Section 6 — Instructions to the AI itself
6.1 Never approve. Only humans approve.
6.2 Never reject for stylistic preferences.
6.3 Never reject "different from typical" approaches that meet pedagogical fit. Distinctive approaches are valuable.
6.4 When uncertain, prefer "borderline" over "rejected."
6.5 Always cite the specific criterion ID(s) violated.
6.6 Respond only with valid JSON.
Stage 2 — Human review criteria
The human reviewer applies all of the AI criteria above plus the following judgments, which require human discernment:
Human-only judgments
H1 Does the activity exemplify quality teaching practice — does it model the kind of learning we want children to have?
H2 Is the activity additive to the existing library, or is it materially redundant with what we already have?
H3 If a URL is provided, the human verifies it actually points to the activity described (the AI cannot fetch URLs).
H4 For physical materials, the human verifies the material is purchasable/findable.
H5 Does the description set realistic expectations? (Misleading promises about what a learner will achieve are rejected.)
H6 Final pedagogical judgment: does this belong in a Strata Mundo learner's plan? When the human says yes, the activity is approved.
The criteria are versioned with the codebase and revised as we learn what works. The current source of truth lives in lib/ai-vet-activity.ts.

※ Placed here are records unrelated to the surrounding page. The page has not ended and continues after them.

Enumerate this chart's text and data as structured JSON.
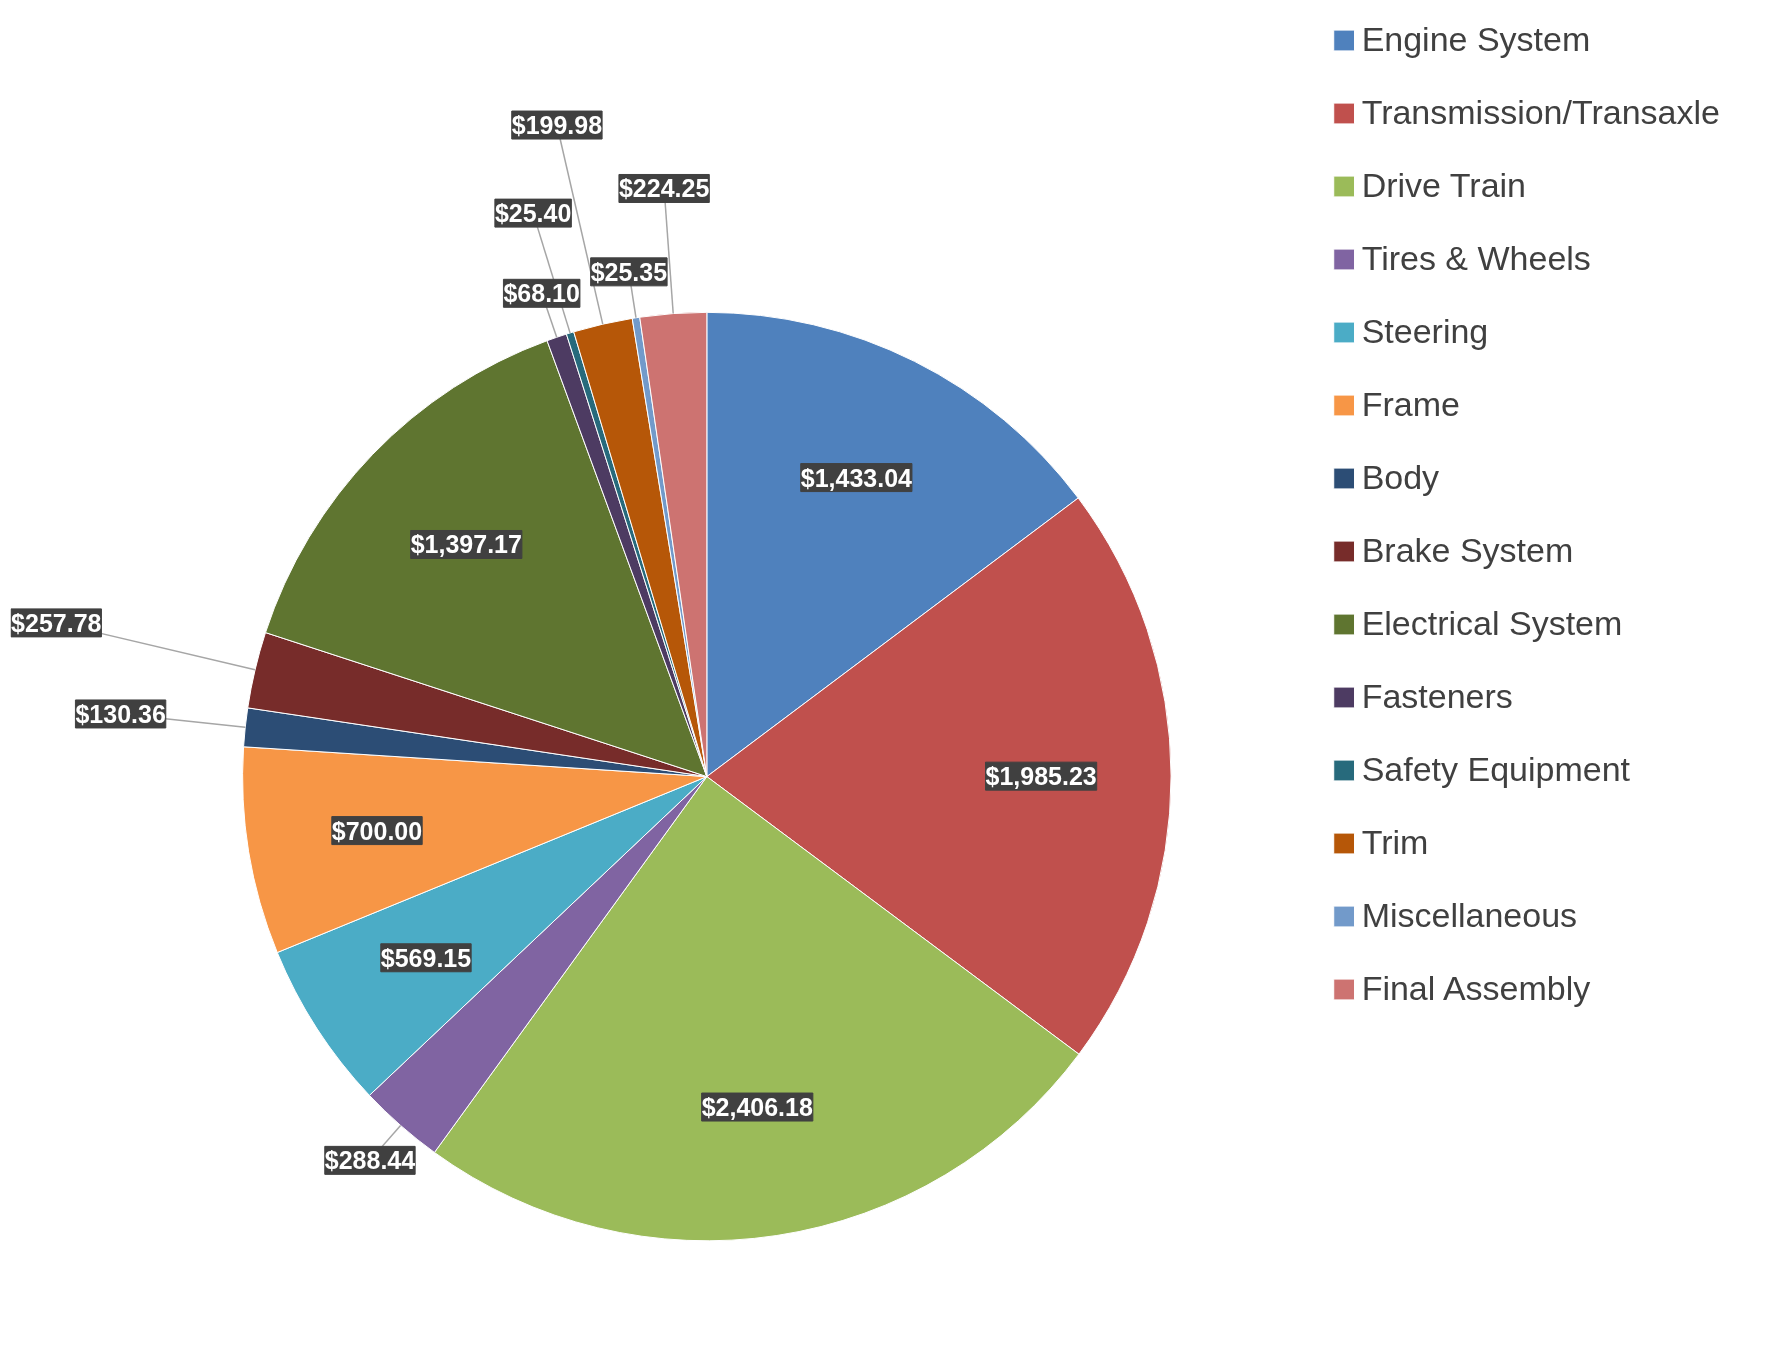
{
  "chart_data": {
    "type": "pie",
    "categories": [
      "Engine System",
      "Transmission/Transaxle",
      "Drive Train",
      "Tires & Wheels",
      "Steering",
      "Frame",
      "Body",
      "Brake System",
      "Electrical System",
      "Fasteners",
      "Safety Equipment",
      "Trim",
      "Miscellaneous",
      "Final Assembly"
    ],
    "values": [
      1433.04,
      1985.23,
      2406.18,
      288.44,
      569.15,
      700.0,
      130.36,
      257.78,
      1397.17,
      68.1,
      25.4,
      199.98,
      25.35,
      224.25
    ],
    "value_labels": [
      "$1,433.04",
      "$1,985.23",
      "$2,406.18",
      "$288.44",
      "$569.15",
      "$700.00",
      "$130.36",
      "$257.78",
      "$1,397.17",
      "$68.10",
      "$25.40",
      "$199.98",
      "$25.35",
      "$224.25"
    ],
    "colors": [
      "#4f81bd",
      "#c0504d",
      "#9bbb59",
      "#8064a2",
      "#4bacc6",
      "#f79646",
      "#2c4d75",
      "#772c2a",
      "#5f7530",
      "#4d3b62",
      "#276a7c",
      "#b65708",
      "#729aca",
      "#cd7371"
    ],
    "legend": "right"
  }
}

What we deliberately don't do
No learner-facing chatbot. All learner-facing interactions are structured: forms, problems, visual feedback. The LLM does cognitive work behind the scenes, never as a chat with a child.
No percentage scores. Categorical states only. Percentages collapse different mastery realities (fluent guessing, slow reasoning, partial understanding) into one number that hides the diagnosis.
No gamification. No XP, streaks, leaderboards, badges, or extrinsic rewards. Mastery-based settings reject these mechanics; we honor that.
No gated progression. The system suggests; the human decides. Mastery is declared by a human reviewer, supported by the evidence we surface.
No selling of learner data. Ever.
What v1 doesn't yet do
v1 only renders build_fraction problems. Problem types for number-line placement, comparison, identification, and partitioning are in the bank but not yet rendered. Each focused probe currently varies in surface features (denominators, palettes, magnitudes) but not across representation types. That arrives in v1.1.
v1 covers fractions only. v1.5 extends to all of 4th-grade math (Operations, Place Value, Measurement, Geometry).
Multi-curriculum resource picker (Beast Academy / Saxon / Singapore / Math-U-See / Montessori) is post-v2.
Privacy and data
Learner data lives in a Supabase Postgres database with row-level security.
Email is collected at setup so a learner can return to the same voyage by clicking a link in their inbox. No password.
Email is also used by contributors when proposing an activity (so the human reviewer can follow up if needed).
Telemetry events (drags, commits, etc.) are stored alongside the assessment row. No third-party analytics.
The Plan Architect agent runs on Anthropic's Managed Agents infrastructure. No learner names or PII are sent to the agent — only mastery-map states + standard codes.
License
Code: MIT licensed.
Illustrative Mathematics K-5 Section structure: CC BY 4.0. We use IM section names verbatim with attribution.
PhET Interactive Simulations referenced as a resource: CC BY 4.0. Attribution: "PhET Interactive Simulations, University of Colorado Boulder."
CCSS-M and the Coherence Map: referenced for the standards taxonomy and prerequisite structure.